Quoi qu'il en soit, comme M. Labelle l'a indiqué, nous parlons des compétences de base minimales. Quand il est question de l'économie du savoir — soit une autre expression qui est sur toutes les lèvres de nos jours —, le genre d'entreprises que nous espérons encourager et voir prospérer dans un pays comme le nôtre, où la main-d'oeuvre n'est pas hautement scolarisée, ne sont pas généralement créées par des gens possédant seulement des compétences de base minimales.
Le genre d'investissement en matière d'éducation qui, selon nous, permettra de vraiment répondre aux besoins de l'économie du savoir devra viser à former des personnes très hautement scolarisées et très compétentes. Par conséquent, il s'agit là d'un autre genre de programme. Encore une fois, cela ne diminue en rien l'importance de l'alphabétisation et de la numératie, comme MM. Robillard et Lévesque l'ont soulignée, mais cela correspond simplement à un autre volet des divers talents auxquels nous pensons.
Le gouvernement canadien a créé un certain nombre de programmes, notamment la Fondation canadienne pour l'innovation, pour répondre à ces besoins.

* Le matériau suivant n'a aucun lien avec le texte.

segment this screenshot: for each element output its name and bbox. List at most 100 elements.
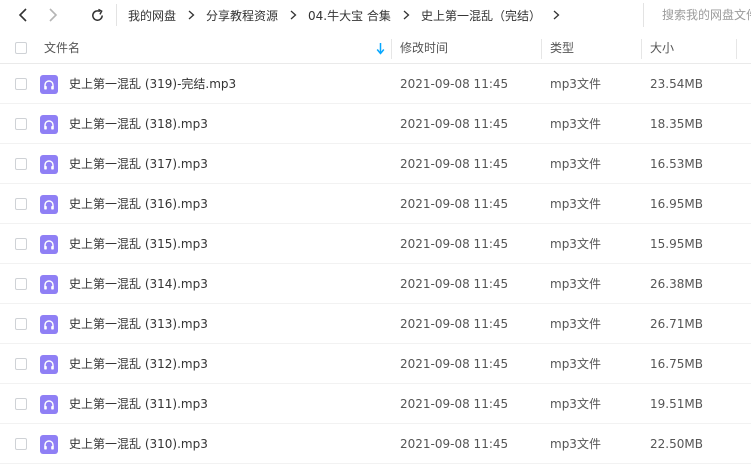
audio-file-icon xyxy=(40,315,58,334)
refresh-button[interactable] xyxy=(86,4,108,26)
file-type: mp3文件 xyxy=(550,317,601,331)
file-row[interactable]: 史上第一混乱 (312).mp3 2021-09-08 11:45 mp3文件 16.… xyxy=(0,344,751,384)
row-checkbox[interactable] xyxy=(15,358,27,370)
sort-down-arrow-icon[interactable] xyxy=(376,42,385,58)
file-name[interactable]: 史上第一混乱 (310).mp3 xyxy=(69,424,208,464)
audio-file-icon xyxy=(40,155,58,174)
row-checkbox[interactable] xyxy=(15,238,27,250)
file-row[interactable]: 史上第一混乱 (315).mp3 2021-09-08 11:45 mp3文件 15.… xyxy=(0,224,751,264)
file-row[interactable]: 史上第一混乱 (316).mp3 2021-09-08 11:45 mp3文件 16.… xyxy=(0,184,751,224)
audio-file-icon xyxy=(40,435,58,454)
file-modified-time: 2021-09-08 11:45 xyxy=(400,437,509,451)
file-name[interactable]: 史上第一混乱 (316).mp3 xyxy=(69,184,208,224)
audio-file-icon xyxy=(40,75,58,94)
column-header-size[interactable]: 大小 xyxy=(650,34,674,64)
column-divider xyxy=(736,39,737,59)
file-list: 史上第一混乱 (319)-完结.mp3 2021-09-08 11:45 mp3文件… xyxy=(0,64,751,464)
row-checkbox[interactable] xyxy=(15,398,27,410)
column-header-type[interactable]: 类型 xyxy=(550,34,574,64)
file-modified-time: 2021-09-08 11:45 xyxy=(400,237,509,251)
search-input[interactable]: 搜索我的网盘文件 xyxy=(643,3,751,27)
row-checkbox[interactable] xyxy=(15,278,27,290)
file-name[interactable]: 史上第一混乱 (311).mp3 xyxy=(69,384,208,424)
file-size: 22.50MB xyxy=(650,437,703,451)
file-modified-time: 2021-09-08 11:45 xyxy=(400,357,509,371)
top-navigation-bar: 我的网盘 分享教程资源 04.牛大宝 合集 史上第一混乱（完结） 搜索我的网盘文… xyxy=(0,0,751,30)
file-type: mp3文件 xyxy=(550,77,601,91)
file-modified-time: 2021-09-08 11:45 xyxy=(400,77,509,91)
file-row[interactable]: 史上第一混乱 (313).mp3 2021-09-08 11:45 mp3文件 26.… xyxy=(0,304,751,344)
audio-file-icon xyxy=(40,395,58,414)
column-header-name[interactable]: 文件名 xyxy=(44,34,80,64)
file-row[interactable]: 史上第一混乱 (311).mp3 2021-09-08 11:45 mp3文件 19.… xyxy=(0,384,751,424)
file-type: mp3文件 xyxy=(550,237,601,251)
file-name[interactable]: 史上第一混乱 (318).mp3 xyxy=(69,104,208,144)
file-type: mp3文件 xyxy=(550,117,601,131)
file-name[interactable]: 史上第一混乱 (312).mp3 xyxy=(69,344,208,384)
refresh-icon xyxy=(91,8,103,21)
breadcrumb-separator-icon xyxy=(553,10,560,20)
file-size: 16.95MB xyxy=(650,197,703,211)
file-type: mp3文件 xyxy=(550,397,601,411)
row-checkbox[interactable] xyxy=(15,78,27,90)
file-modified-time: 2021-09-08 11:45 xyxy=(400,277,509,291)
row-checkbox[interactable] xyxy=(15,438,27,450)
forward-button[interactable] xyxy=(42,4,64,26)
row-checkbox[interactable] xyxy=(15,198,27,210)
breadcrumb-item-shared-resources[interactable]: 分享教程资源 xyxy=(206,7,278,24)
file-size: 26.38MB xyxy=(650,277,703,291)
file-list-header: 文件名 修改时间 类型 大小 xyxy=(0,34,751,64)
breadcrumb-item-current-folder[interactable]: 史上第一混乱（完结） xyxy=(421,7,541,24)
file-type: mp3文件 xyxy=(550,437,601,451)
file-size: 23.54MB xyxy=(650,77,703,91)
file-row[interactable]: 史上第一混乱 (318).mp3 2021-09-08 11:45 mp3文件 18.… xyxy=(0,104,751,144)
select-all-checkbox[interactable] xyxy=(15,42,27,54)
audio-file-icon xyxy=(40,275,58,294)
file-size: 26.71MB xyxy=(650,317,703,331)
file-modified-time: 2021-09-08 11:45 xyxy=(400,397,509,411)
breadcrumb: 我的网盘 分享教程资源 04.牛大宝 合集 史上第一混乱（完结） xyxy=(128,0,571,30)
file-size: 18.35MB xyxy=(650,117,703,131)
file-type: mp3文件 xyxy=(550,197,601,211)
file-size: 19.51MB xyxy=(650,397,703,411)
file-type: mp3文件 xyxy=(550,157,601,171)
column-divider xyxy=(641,39,642,59)
row-checkbox[interactable] xyxy=(15,118,27,130)
file-name[interactable]: 史上第一混乱 (313).mp3 xyxy=(69,304,208,344)
audio-file-icon xyxy=(40,115,58,134)
breadcrumb-separator-icon xyxy=(403,10,410,20)
file-row[interactable]: 史上第一混乱 (310).mp3 2021-09-08 11:45 mp3文件 22.… xyxy=(0,424,751,464)
audio-file-icon xyxy=(40,355,58,374)
row-checkbox[interactable] xyxy=(15,158,27,170)
chevron-left-icon xyxy=(18,8,27,22)
file-row[interactable]: 史上第一混乱 (314).mp3 2021-09-08 11:45 mp3文件 26.… xyxy=(0,264,751,304)
file-size: 15.95MB xyxy=(650,237,703,251)
column-divider xyxy=(391,39,392,59)
file-row[interactable]: 史上第一混乱 (319)-完结.mp3 2021-09-08 11:45 mp3文件… xyxy=(0,64,751,104)
toolbar-divider xyxy=(116,4,117,26)
file-name[interactable]: 史上第一混乱 (319)-完结.mp3 xyxy=(69,64,236,104)
chevron-right-icon xyxy=(49,8,58,22)
breadcrumb-separator-icon xyxy=(290,10,297,20)
breadcrumb-item-collection[interactable]: 04.牛大宝 合集 xyxy=(308,7,391,24)
breadcrumb-separator-icon xyxy=(188,10,195,20)
file-modified-time: 2021-09-08 11:45 xyxy=(400,117,509,131)
file-type: mp3文件 xyxy=(550,277,601,291)
audio-file-icon xyxy=(40,195,58,214)
file-size: 16.75MB xyxy=(650,357,703,371)
back-button[interactable] xyxy=(12,4,34,26)
file-modified-time: 2021-09-08 11:45 xyxy=(400,157,509,171)
file-name[interactable]: 史上第一混乱 (315).mp3 xyxy=(69,224,208,264)
file-name[interactable]: 史上第一混乱 (317).mp3 xyxy=(69,144,208,184)
file-type: mp3文件 xyxy=(550,357,601,371)
file-modified-time: 2021-09-08 11:45 xyxy=(400,317,509,331)
file-name[interactable]: 史上第一混乱 (314).mp3 xyxy=(69,264,208,304)
column-divider xyxy=(541,39,542,59)
column-header-modified[interactable]: 修改时间 xyxy=(400,34,448,64)
breadcrumb-item-my-drive[interactable]: 我的网盘 xyxy=(128,7,176,24)
audio-file-icon xyxy=(40,235,58,254)
file-size: 16.53MB xyxy=(650,157,703,171)
file-row[interactable]: 史上第一混乱 (317).mp3 2021-09-08 11:45 mp3文件 16.… xyxy=(0,144,751,184)
file-modified-time: 2021-09-08 11:45 xyxy=(400,197,509,211)
row-checkbox[interactable] xyxy=(15,318,27,330)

Il existe plusieurs façons de créer un niveau élevé du savoir et de compétences. Voilà l'autre ensemble de talents dont nous avons besoin, autres que les compétences de base minimales. Je ne peux pas vraiment penser à une bonne façon de dire cela en anglais. Ces personnes hautement qualifiées joueront un rôle très important dans notre économie du savoir. Par conséquent, à mon avis, nous devrions nous assurer de nous pencher aussi sur les besoins à cet égard.
Comme je le disais plus tôt, la croissance économique dépend des investissements — nous le savons tous — et il existe diverses formes d'investissement. L'éducation en est une. L'immobilisation de capitaux en est une autre. Dans la mesure où nous parlons d'éducation — comme beaucoup de personnes le font de façon implicite aujourd'hui —, à mon avis, nous devons parler au moins en partie des besoins en matière de personnes hautement scolarisées, et viser non seulement à offrir des programmes de formation, mais aussi à attirer des personnes de ce genre au Canada pour étudier, s'installer et créer des entreprises.